Copy the page URI to the clipboard
Eardley, Robert Howard
(1978).
DOI: https://doi.org/10.21954/ou.ro.0000f74a
Abstract
This dissertation begins with a review of different types of Computer Aided Instruction. A classification scheme developed from a variety of similar systems found in the literature is used to analyse the different forms of Computer Aided Instruction (CAI) in use at the Open University. The analysis is considered to be particularly relevant in view of the fact that some 10,000 student-terminal hours were devoted to CAI programs at the Open University during 1976.
The main type of CAI program in use at the Open University is the computation type. However, in the Physics discipline of the Science Faculty, which is the author's particular concern, the type of CAI program in use is of the calculational experiment type. Hence three calculational experiment programs used at the Open University's Summer School by the Physics discipline were selected for further scrutiny.

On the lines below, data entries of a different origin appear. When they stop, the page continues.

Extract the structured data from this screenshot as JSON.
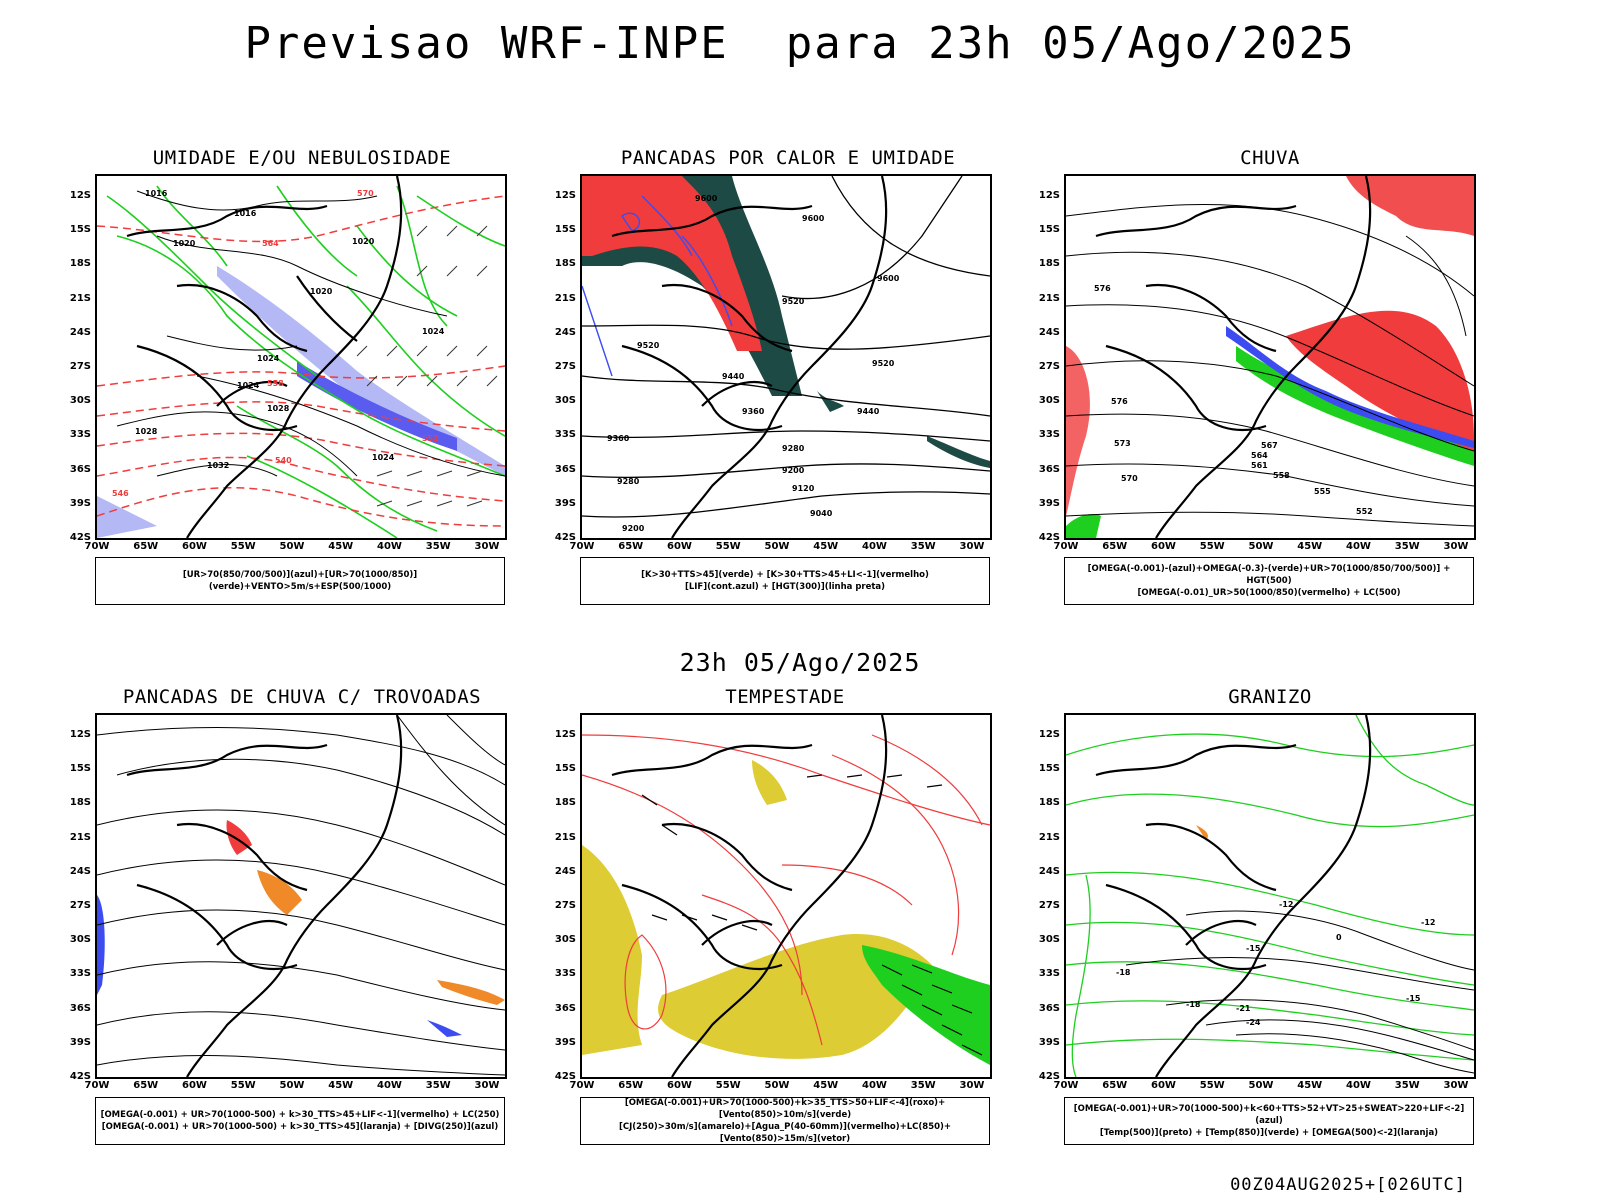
{
  "header": {
    "title": "Previsao WRF-INPE  para 23h 05/Ago/2025",
    "subtitle": "23h 05/Ago/2025",
    "footer": "00Z04AUG2025+[026UTC]"
  },
  "axes": {
    "lat_labels": [
      "12S",
      "15S",
      "18S",
      "21S",
      "24S",
      "27S",
      "30S",
      "33S",
      "36S",
      "39S",
      "42S"
    ],
    "lon_labels": [
      "70W",
      "65W",
      "60W",
      "55W",
      "50W",
      "45W",
      "40W",
      "35W",
      "30W"
    ]
  },
  "panels": [
    {
      "title": "UMIDADE E/OU NEBULOSIDADE",
      "legend": [
        "[UR>70(850/700/500)](azul)+[UR>70(1000/850)](verde)+VENTO>5m/s+ESP(500/1000)"
      ],
      "contour_labels": [
        "1016",
        "1016",
        "1020",
        "1020",
        "1020",
        "1024",
        "1024",
        "1024",
        "1024",
        "1028",
        "1028",
        "1032",
        "570",
        "564",
        "558",
        "552",
        "546",
        "540"
      ]
    },
    {
      "title": "PANCADAS POR CALOR E UMIDADE",
      "legend": [
        "[K>30+TTS>45](verde) + [K>30+TTS>45+LI<-1](vermelho)",
        "[LIF](cont.azul) + [HGT(300)](linha preta)"
      ],
      "contour_labels": [
        "9600",
        "9600",
        "9600",
        "9520",
        "9520",
        "9520",
        "9440",
        "9440",
        "9360",
        "9360",
        "9280",
        "9280",
        "9200",
        "9200",
        "9120",
        "9040"
      ]
    },
    {
      "title": "CHUVA",
      "legend": [
        "[OMEGA(-0.001)-(azul)+OMEGA(-0.3)-(verde)+UR>70(1000/850/700/500)] + HGT(500)",
        "[OMEGA(-0.01)_UR>50(1000/850)(vermelho) + LC(500)"
      ],
      "contour_labels": [
        "576",
        "576",
        "573",
        "570",
        "567",
        "564",
        "561",
        "558",
        "555",
        "552"
      ]
    },
    {
      "title": "PANCADAS DE CHUVA C/ TROVOADAS",
      "legend": [
        "[OMEGA(-0.001) + UR>70(1000-500) + k>30_TTS>45+LIF<-1](vermelho) + LC(250)",
        "[OMEGA(-0.001) + UR>70(1000-500) + k>30_TTS>45](laranja) + [DIVG(250)](azul)"
      ],
      "contour_labels": []
    },
    {
      "title": "TEMPESTADE",
      "legend": [
        "[OMEGA(-0.001)+UR>70(1000-500)+k>35_TTS>50+LIF<-4](roxo)+[Vento(850)>10m/s](verde)",
        "[CJ(250)>30m/s](amarelo)+[Agua_P(40-60mm)](vermelho)+LC(850)+[Vento(850)>15m/s](vetor)"
      ],
      "contour_labels": []
    },
    {
      "title": "GRANIZO",
      "legend": [
        "[OMEGA(-0.001)+UR>70(1000-500)+k<60+TTS>52+VT>25+SWEAT>220+LIF<-2](azul)",
        "[Temp(500)](preto) + [Temp(850)](verde) + [OMEGA(500)<-2](laranja)"
      ],
      "contour_labels": [
        "-12",
        "-12",
        "-15",
        "-15",
        "-18",
        "-18",
        "-21",
        "-24",
        "0"
      ]
    }
  ],
  "colors": {
    "red": "#f03c3c",
    "green": "#1fcf1f",
    "blue": "#3c4cf0",
    "lightblue": "#b4b8f4",
    "darkgreen": "#1e4a46",
    "yellow": "#ddcc33",
    "orange": "#f08a28"
  }
}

A study was undertaken to determine the effect of each program on student learning. No significant gains were noted. However, the use of relatively small groups (because of existing constraints) and tests which could have been more reliable may have contributed to this. The effect of each program on student attitudes was also measured, and it is of interest to note that with larger student groups, and more reliable measures, each program had a significant, and positive, effect on student attitudes towards the use of the programs concerned.